PHOTOGRAPHIE DE Enric Sala, National Geographic

Dans une zone de haute mer entourant quatre îles volcaniques au large de la côte ouest du Mexique, les requins et les raies mantas nagent en toute liberté. Les baleines à bosse y mettent bas et élèvent leurs petits. Plus de 300 espèces de poissons, dont 36 n’existent nulle part ailleurs à l’état sauvage, sont protégées de la pêche. 

Surnommé les « Galápagos du Mexique », le parc national de Revillagigedo, d’une superficie de 148 000 kilomètres carrés, constitue la plus grande concentration de mégafaune au monde et la plus grande zone marine protégée d’Amérique du Nord. 

Cinq ans après la création du parc, une nouvelle étude révèle qu'il a été bénéfique pour la faune et la flore, mais aussi pour l’industrie de la pêche mexicaine : l’interdiction de pêcher à l’intérieur de la réserve n’a pas affecté la capacité des navires de pêche commerciale à trouver et à capturer du poisson. Ces résultats sont la preuve qu'un écosystème océanique essentiel peut être protégé sans sacrifice économique.

En d’autres termes, « nous pouvons avoir du poisson mais aussi en manger », déclare l’écologiste Enric Sala, explorateur National Geographic en résidence et coauteur de l’étude, publiée le 30 mai dans la revue Science Advances

 

2 000 BATEAUX DE PÊCHE SURVEILLÉS

L’initiative Pristine Seas d’Enric Sala a contribué à la création de la réserve fin 2017. La réserve s’est heurtée à l’opposition des acteurs de l’industrie de la pêche commerciale du pays, qui ont affirmé que l’aire marine protégée entraverait considérablement leur capacité à pêcher. Selon Sala, l’opposition de l’industrie de la pêche n’avait initialement aucun fondement  : les navires de pêche commerciale mexicains ne passaient que 7 % de leur temps à pêcher dans les eaux de la réserve avant qu’elles ne soient protégées. Cinq ans après l’entrée en vigueur de l’interdiction, Sala a collaboré avec une équipe de chercheurs américains et mexicains pour voir si les choses avaient changé.

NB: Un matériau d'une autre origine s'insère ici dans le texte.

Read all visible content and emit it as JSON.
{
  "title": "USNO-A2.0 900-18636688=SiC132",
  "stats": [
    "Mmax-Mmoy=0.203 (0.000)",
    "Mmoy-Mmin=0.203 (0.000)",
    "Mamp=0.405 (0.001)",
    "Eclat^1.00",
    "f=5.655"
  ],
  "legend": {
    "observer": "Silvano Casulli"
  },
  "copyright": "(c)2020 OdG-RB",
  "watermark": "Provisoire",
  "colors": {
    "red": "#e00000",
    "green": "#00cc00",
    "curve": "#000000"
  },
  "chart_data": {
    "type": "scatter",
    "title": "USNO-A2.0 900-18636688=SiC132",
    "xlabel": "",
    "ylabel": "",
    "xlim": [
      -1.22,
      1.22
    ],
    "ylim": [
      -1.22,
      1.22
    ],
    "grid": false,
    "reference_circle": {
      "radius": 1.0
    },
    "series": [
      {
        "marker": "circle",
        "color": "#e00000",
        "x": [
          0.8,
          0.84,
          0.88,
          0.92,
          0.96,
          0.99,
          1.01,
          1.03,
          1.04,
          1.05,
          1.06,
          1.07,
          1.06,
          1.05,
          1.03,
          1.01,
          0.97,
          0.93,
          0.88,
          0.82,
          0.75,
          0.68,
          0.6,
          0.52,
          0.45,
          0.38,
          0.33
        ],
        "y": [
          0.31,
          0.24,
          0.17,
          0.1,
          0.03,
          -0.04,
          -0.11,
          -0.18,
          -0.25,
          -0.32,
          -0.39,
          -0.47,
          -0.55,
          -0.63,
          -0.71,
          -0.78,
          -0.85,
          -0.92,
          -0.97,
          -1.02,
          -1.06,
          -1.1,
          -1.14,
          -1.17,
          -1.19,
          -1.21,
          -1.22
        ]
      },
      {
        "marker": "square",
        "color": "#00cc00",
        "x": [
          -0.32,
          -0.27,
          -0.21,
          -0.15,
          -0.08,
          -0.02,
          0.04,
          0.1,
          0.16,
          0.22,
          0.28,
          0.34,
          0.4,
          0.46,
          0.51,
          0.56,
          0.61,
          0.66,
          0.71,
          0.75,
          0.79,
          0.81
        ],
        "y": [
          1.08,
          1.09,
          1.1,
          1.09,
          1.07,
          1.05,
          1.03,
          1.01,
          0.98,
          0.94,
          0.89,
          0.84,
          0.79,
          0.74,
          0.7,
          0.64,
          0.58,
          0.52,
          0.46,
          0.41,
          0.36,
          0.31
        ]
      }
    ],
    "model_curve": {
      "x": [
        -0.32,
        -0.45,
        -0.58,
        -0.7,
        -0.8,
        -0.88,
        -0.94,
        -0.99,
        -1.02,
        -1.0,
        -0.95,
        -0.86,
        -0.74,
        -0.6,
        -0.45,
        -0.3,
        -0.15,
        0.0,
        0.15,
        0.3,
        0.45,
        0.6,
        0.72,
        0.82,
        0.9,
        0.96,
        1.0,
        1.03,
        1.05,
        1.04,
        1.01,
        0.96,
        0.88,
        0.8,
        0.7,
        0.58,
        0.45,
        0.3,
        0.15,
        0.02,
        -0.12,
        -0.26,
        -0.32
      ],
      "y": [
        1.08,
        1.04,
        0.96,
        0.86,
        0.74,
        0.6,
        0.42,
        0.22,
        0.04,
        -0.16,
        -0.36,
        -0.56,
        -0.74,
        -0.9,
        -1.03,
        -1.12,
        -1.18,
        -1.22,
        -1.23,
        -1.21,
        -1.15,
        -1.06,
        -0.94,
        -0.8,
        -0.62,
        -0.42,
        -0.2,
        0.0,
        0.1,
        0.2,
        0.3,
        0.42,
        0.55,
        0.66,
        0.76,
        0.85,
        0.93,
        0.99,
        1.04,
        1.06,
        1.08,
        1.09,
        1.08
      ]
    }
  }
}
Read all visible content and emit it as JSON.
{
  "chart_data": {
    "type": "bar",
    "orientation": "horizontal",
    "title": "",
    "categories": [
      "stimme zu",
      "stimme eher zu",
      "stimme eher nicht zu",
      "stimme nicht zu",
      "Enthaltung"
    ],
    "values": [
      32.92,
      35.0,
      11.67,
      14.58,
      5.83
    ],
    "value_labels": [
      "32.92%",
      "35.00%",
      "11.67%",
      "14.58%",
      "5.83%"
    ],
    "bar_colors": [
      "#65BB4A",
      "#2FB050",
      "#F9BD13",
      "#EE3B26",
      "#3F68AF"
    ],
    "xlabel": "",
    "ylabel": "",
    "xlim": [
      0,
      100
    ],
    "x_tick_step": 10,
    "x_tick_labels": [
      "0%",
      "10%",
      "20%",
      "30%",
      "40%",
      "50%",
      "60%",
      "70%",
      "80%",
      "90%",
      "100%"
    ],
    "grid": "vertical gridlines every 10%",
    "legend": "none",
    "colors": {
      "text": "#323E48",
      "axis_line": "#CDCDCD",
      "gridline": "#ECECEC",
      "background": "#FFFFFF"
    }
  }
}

L’équipe a examiné deux types de données : les lieux de pêche des bateaux et ce qu’ils capturaient, avant et après que l’archipel de Revillagigedo a été intégralement protégé. Les données sur les captures, recueillies par l’Institut national de la pêche du Mexique, ont révélé que le volume des captures n’avait pas changé au cours des quatre années qui avaient suivi la protection de la réserve, aussi bien pour les bateaux qui avaient toujours pêché dans la réserve que pour les autres.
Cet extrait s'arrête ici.